En la Roma de la Antigüedad se reconocía la existencia de espíritus guardianes cuya función era la salvaguarda de los lugares, desde la intimidad del hogar hasta la vastedad de las urbes. Si bien es cierto que históricamente la fundación de las ciudades se ha supeditado irremediablemente a condicionantes geomorfológicos y geoestratégicos, el territorio sobre el que establecerse debía estar, además, seleccionado de forma divina.
No en vano, escoger un asentamiento traía consigo la ejecución de sacrificios, pues se percibía como un mal augurio modificar el enclave natural no sin antes haberlo favorecido con las correspondientes ofrendas, en una suerte de acto de subordinación al lugar, al cual a partir de ese instante se debería la arquitectura.
Esta preocupación poética, casi divina, por preservar la integridad de los lugares que se ocupan y habitan es un tema recurrente en la historia de la arquitectura. Aquel genius loci romano, garante de la idiosincrasia de los lugares y aglutinador de la cultura de incontables generaciones, ha diluido su presencia, ha visto empequeñecer su llama de la mano del desapego y la rapidez de la contemporaneidad.
No obstante, cabe decir que el ser humano de hoy no es muy diferente de aquel habitante del Imperio Romano, quien queriendo satisfacer del igual modo su “yo” y este “yo” en comunidad, necesita reconocerse en los espacios que habita para preservar su identidad inalterada, para darse significado. Y la arquitectura, que se preocupa también por lo intangible, juega un papel determinante para la construcción de significados.
La suerte de reconocer un lugar como un hogar depende directamente de nuestra capacidad de evocar. Sentir la comodidad de un espacio reconocible supera cualquier expectativa que pueda resolver la arquitectura en términos formales, como si fuese necesario haber dialogado primero durante un tiempo suficiente, un tiempo en el que haber edificado recuerdos.
Con todo, podemos identificar una casa, una plaza, un paisaje, como formas de hogar —sobre las que pensamos indistintamente durante estas líneas—, donde más allá del presumible interés de la dimensión histórica pretendemos poner en valor el alcance de la memoria generada con lo cotidiano.

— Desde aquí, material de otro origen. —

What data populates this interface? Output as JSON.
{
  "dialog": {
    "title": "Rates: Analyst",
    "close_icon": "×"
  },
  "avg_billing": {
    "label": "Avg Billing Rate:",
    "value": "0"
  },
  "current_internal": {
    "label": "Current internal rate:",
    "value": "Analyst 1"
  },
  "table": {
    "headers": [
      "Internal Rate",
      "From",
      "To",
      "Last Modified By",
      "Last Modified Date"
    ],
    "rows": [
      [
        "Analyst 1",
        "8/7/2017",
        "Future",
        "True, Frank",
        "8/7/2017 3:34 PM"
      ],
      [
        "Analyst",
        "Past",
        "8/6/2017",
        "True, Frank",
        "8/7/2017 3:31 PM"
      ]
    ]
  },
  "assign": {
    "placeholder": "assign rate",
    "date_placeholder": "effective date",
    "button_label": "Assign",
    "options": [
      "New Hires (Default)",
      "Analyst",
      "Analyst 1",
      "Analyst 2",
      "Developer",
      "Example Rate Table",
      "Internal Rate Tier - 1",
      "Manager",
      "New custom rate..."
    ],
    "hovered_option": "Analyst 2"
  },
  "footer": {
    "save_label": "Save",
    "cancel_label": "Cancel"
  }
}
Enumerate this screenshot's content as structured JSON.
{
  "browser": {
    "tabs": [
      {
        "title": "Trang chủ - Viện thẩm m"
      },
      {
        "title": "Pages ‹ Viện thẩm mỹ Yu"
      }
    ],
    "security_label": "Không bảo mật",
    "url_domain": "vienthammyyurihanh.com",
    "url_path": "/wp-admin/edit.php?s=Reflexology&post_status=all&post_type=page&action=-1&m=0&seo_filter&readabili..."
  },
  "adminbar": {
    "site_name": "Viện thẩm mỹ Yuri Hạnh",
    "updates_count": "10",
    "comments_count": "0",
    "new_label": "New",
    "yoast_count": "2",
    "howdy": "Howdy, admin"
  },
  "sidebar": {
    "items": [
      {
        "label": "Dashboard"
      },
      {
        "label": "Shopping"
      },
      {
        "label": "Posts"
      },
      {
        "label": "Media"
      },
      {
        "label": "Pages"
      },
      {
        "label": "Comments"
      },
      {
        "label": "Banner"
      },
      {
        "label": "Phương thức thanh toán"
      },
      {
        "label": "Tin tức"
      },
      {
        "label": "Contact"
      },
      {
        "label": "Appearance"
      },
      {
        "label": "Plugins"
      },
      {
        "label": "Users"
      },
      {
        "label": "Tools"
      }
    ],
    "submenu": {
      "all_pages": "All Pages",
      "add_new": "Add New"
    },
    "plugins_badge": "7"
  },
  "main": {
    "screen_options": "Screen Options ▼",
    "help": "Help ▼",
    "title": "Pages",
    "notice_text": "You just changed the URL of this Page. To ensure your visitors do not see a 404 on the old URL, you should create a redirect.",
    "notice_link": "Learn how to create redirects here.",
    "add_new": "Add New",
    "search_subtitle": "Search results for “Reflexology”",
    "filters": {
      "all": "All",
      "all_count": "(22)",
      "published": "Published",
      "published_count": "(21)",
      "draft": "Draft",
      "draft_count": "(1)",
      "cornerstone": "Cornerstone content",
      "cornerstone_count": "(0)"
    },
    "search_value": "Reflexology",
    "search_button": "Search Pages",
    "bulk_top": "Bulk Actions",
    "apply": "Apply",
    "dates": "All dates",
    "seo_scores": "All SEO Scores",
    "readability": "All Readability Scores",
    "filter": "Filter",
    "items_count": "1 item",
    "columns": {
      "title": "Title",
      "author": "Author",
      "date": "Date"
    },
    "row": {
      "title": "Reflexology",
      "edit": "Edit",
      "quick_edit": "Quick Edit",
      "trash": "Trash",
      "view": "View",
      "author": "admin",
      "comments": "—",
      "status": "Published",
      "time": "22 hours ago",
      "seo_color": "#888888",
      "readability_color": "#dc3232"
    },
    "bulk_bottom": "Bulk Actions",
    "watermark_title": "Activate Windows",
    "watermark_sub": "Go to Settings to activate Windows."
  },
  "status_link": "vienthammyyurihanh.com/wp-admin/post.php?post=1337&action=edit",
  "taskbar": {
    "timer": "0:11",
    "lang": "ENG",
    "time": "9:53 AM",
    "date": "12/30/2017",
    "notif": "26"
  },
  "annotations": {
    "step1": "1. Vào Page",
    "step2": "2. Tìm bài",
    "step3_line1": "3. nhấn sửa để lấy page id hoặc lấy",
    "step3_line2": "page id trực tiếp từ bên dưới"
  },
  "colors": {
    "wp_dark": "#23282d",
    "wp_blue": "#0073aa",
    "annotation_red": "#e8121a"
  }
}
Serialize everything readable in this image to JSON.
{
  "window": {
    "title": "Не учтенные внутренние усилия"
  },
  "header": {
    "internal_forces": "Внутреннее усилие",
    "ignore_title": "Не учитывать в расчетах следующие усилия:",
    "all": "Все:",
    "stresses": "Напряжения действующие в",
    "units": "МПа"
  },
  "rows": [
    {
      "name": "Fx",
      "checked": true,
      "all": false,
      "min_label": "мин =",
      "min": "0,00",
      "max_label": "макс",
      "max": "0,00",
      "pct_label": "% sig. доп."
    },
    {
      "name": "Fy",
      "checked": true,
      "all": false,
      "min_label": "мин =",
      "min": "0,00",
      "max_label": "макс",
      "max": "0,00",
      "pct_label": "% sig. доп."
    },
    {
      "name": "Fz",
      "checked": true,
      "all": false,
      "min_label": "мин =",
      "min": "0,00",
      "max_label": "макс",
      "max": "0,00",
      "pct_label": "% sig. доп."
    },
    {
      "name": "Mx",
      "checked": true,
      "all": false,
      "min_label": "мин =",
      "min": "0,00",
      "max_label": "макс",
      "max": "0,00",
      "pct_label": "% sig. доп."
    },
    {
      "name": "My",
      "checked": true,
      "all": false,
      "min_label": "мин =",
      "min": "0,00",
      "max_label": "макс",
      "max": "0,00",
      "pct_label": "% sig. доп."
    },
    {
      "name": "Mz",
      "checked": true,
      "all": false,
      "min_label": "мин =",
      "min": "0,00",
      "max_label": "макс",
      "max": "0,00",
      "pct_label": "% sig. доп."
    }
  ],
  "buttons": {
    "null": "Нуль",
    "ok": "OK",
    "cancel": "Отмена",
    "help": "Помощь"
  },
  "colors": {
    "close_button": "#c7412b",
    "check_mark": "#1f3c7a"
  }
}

Lo doméstico habitado por lo cotidiano ya no es sólo espacio, es lugar. Lo urbano alimentado por lo cotidiano ya no es sólo espacio, es lugar. Se genera una densidad de las que no se ven y que está determinada por los recuerdos. Los propios a veces y los de un consciente colectivo otras. Una densidad significada que quizá pueda explicarse, por ejemplo, con las ilustraciones de Paco Roca para su cómic «La Casa».
Lamentar desprenderse de una casa familiar desatendida, defenderse de la destrucción de un entorno natural —humano— como lo es una huerta, llorar el cierre del paisaje comercial histórico del barrio, atesorar los recuerdos evocados al caminar frente al cole, incluso reivindicar la pátina de lo antiguo por el hecho de serlo, son formas de resistencia cultivadas con la esperanza de preservar la memoria de los lugares, tan patrimonial, tan propia como común.
Estos movimientos no son casuales, puesto que conservar esta forma de memoria nos mantiene más lejos de desaparecer y más cerca de un “yo” que, con nostalgia —pero con una verdad honesta—, cuida de nuestra identidad, como permitiéndonos trascender desde lo cotidiano. Memoria del lugar y paisaje cotidiano.
Hemos desarrollado la capacidad involuntaria de identificarnos y definirnos a partir de los medios que hemos ocupado. La casa de los abuelos, el parque del barrio, la plaza del pueblo. Todo son lugares relacionales, que aportan y reciben significado de forma simultánea y salvaguardan la singularidad de cada historia de vida en cohesión con la identidad compartida que acumulan, con la correspondiente carga subjetiva que esto conlleva, cuestión que requeriría atender a la filosofía y a la fenomenología para seguir abundando.
En este punto, apostaremos sencillamente por una digestión pausada y resaltaremos el objetivo principal de estas líneas: alzar la mirada durante lo cotidiano para recordar el valor identitario que nos ha aportado la relación con nuestras arquitecturas más próximas, auténticos patrimonios personales, contendores de recuerdos. Como si acaso fuese posible recorrer a pie nuestro archivo vital más fiel.